🤖 AI Summary
Generative AI models learning mappings from a reference distribution to a target data distribution are closely linked to the Schrödinger Bridge Problem (SBP); however, classical SBP’s hard terminal constraints induce training instability in high-dimensional or data-sparse regimes.
Method: We propose a soft-constrained Schrödinger Bridge framework that relaxes terminal conditions via a penalty term, significantly enhancing training stability. Leveraging the Doob h-transform, Schrödinger potential stability, Γ-convergence, and entropy-regularized optimal transport, we formulate a McKean–Vlasov-type stochastic control model.
Contributions/Results: First, we establish a quantitative guarantee—under penalty parameter tuning—the optimal control law and value function converge linearly to the classical SBP solution. Second, we prove existence of the optimal solution for arbitrary penalty strength. The framework enables robust generative modeling, efficient fine-tuning, and cross-domain transfer learning.
📝 Abstract
Generative AI can be framed as the problem of learning a model that maps simple reference measures into complex data distributions, and it has recently found a strong connection to the classical theory of the Schrödinger bridge problems (SBPs) due partly to their common nature of interpolating between prescribed marginals via entropy-regularized stochastic dynamics. However, the classical SBP enforces hard terminal constraints, which often leads to instability in practical implementations, especially in high-dimensional or data-scarce regimes. To address this challenge, we follow the idea of the so-called soft-constrained Schrödinger bridge problem (SCSBP), in which the terminal constraint is replaced by a general penalty function. This relaxation leads to a more flexible stochastic control formulation of McKean-Vlasov type.

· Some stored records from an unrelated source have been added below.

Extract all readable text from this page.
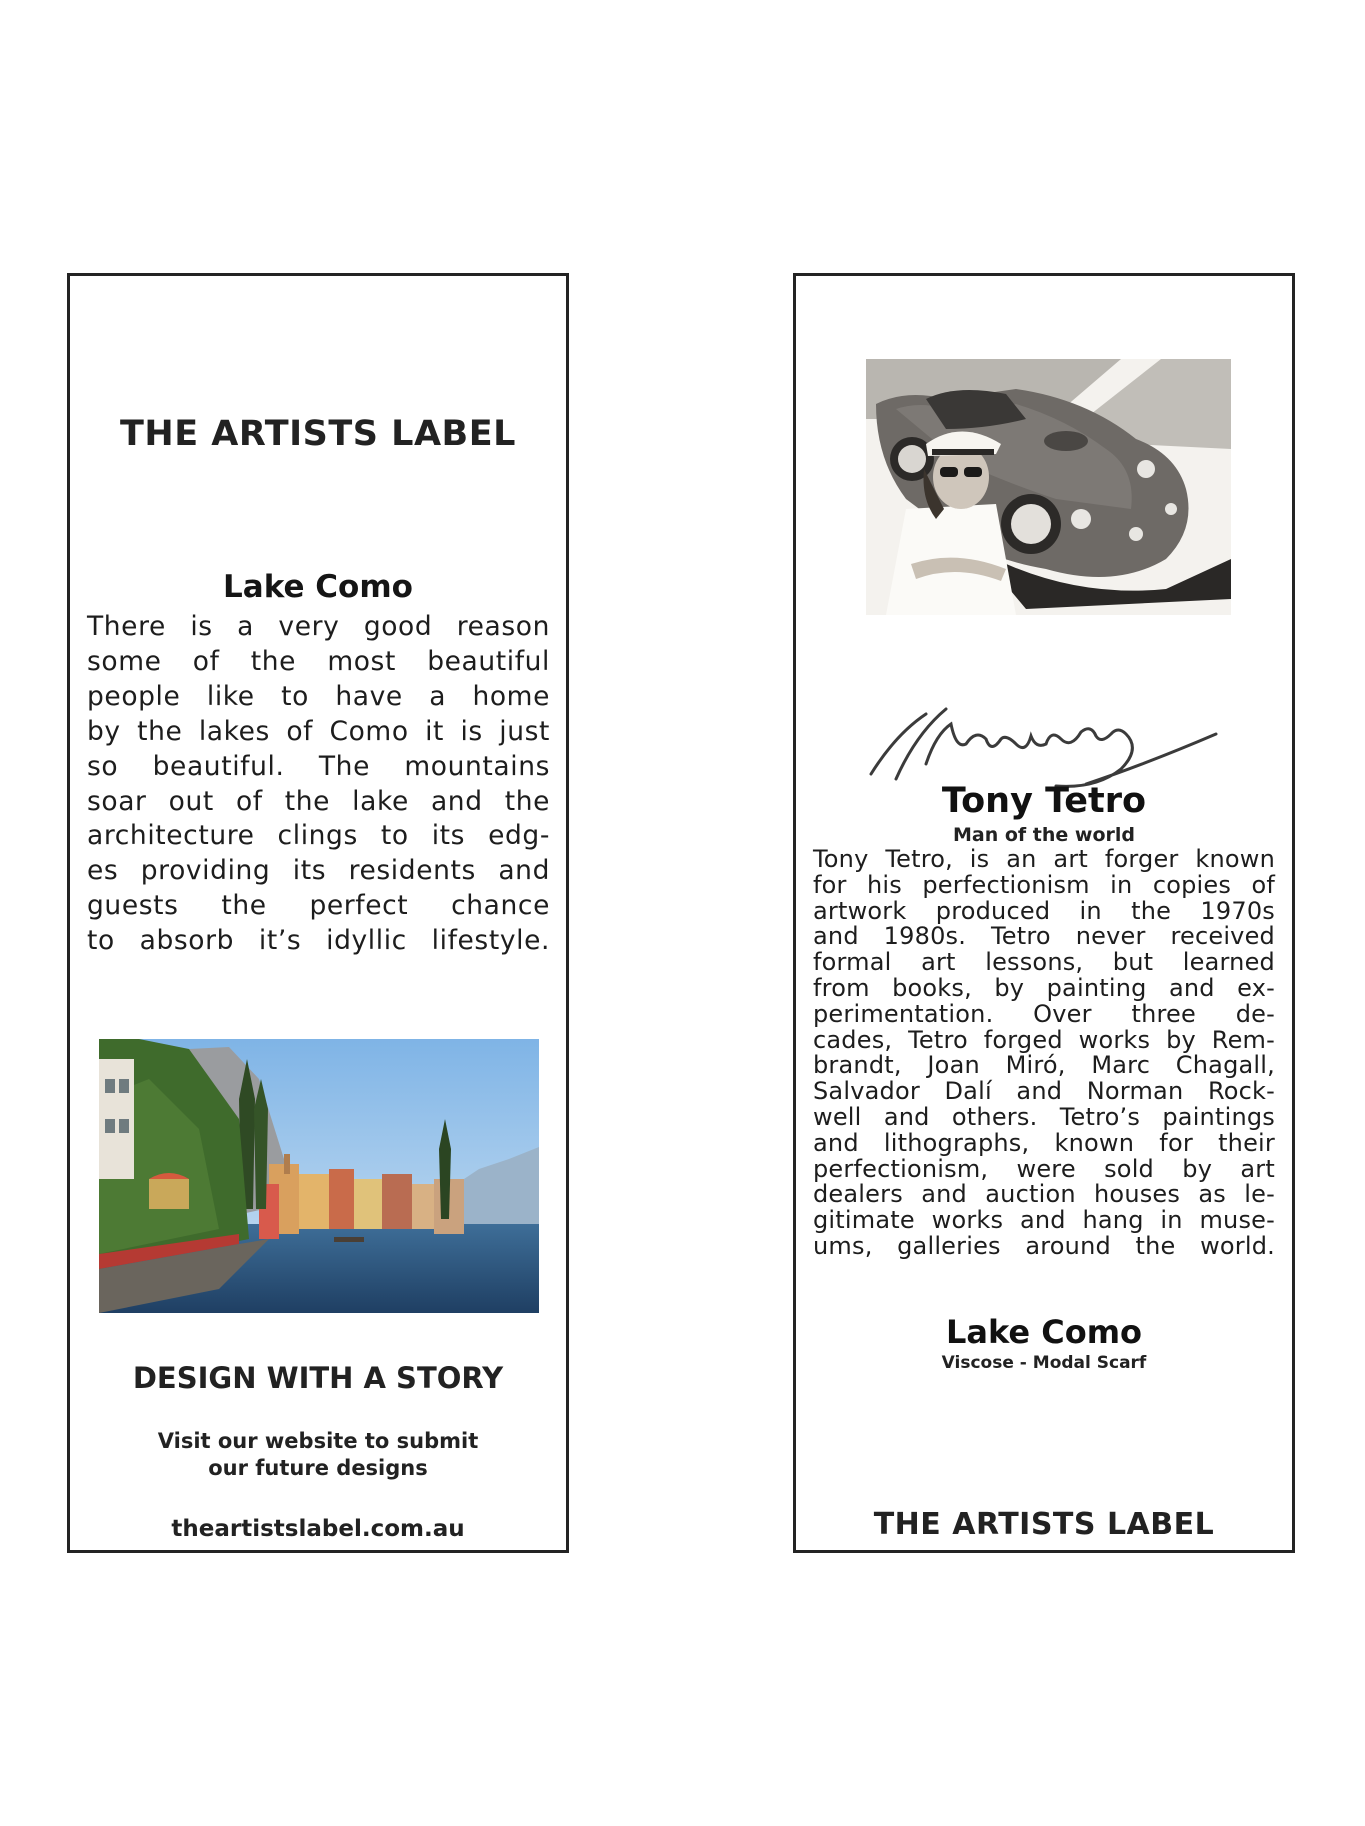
THE ARTISTS LABEL
Lake Como
There is a very good reason
some of the most beautiful
people like to have a home
by the lakes of Como it is just
so beautiful. The mountains
soar out of the lake and the
architecture clings to its edg-
es providing its residents and
guests the perfect chance
to absorb it’s idyllic lifestyle.
DESIGN WITH A STORY
Visit our website to submit
our future designs
theartistslabel.com.au
Tony Tetro
Man of the world
Tony Tetro, is an art forger known
for his perfectionism in copies of
artwork produced in the 1970s
and 1980s. Tetro never received
formal art lessons, but learned
from books, by painting and ex-
perimentation. Over three de-
cades, Tetro forged works by Rem-
brandt, Joan Miró, Marc Chagall,
Salvador Dalí and Norman Rock-
well and others. Tetro’s paintings
and lithographs, known for their
perfectionism, were sold by art
dealers and auction houses as le-
gitimate works and hang in muse-
ums, galleries around the world.
Lake Como
Viscose - Modal Scarf
THE ARTISTS LABEL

We establish the existence of optimal solutions for all penalty levels and prove that, as the penalty grows, both the controls and value functions converge to those of the classical SBP at a linear rate. Our analysis builds on Doob's h-transform representations, the stability results of Schrödinger potentials, Gamma-convergence, and a novel fixed-point argument that couples an optimization problem over the space of measures with an auxiliary entropic optimal transport problem. These results not only provide the first quantitative convergence guarantees for soft-constrained bridges but also shed light on how penalty regularization enables robust generative modeling, fine-tuning, and transfer learning.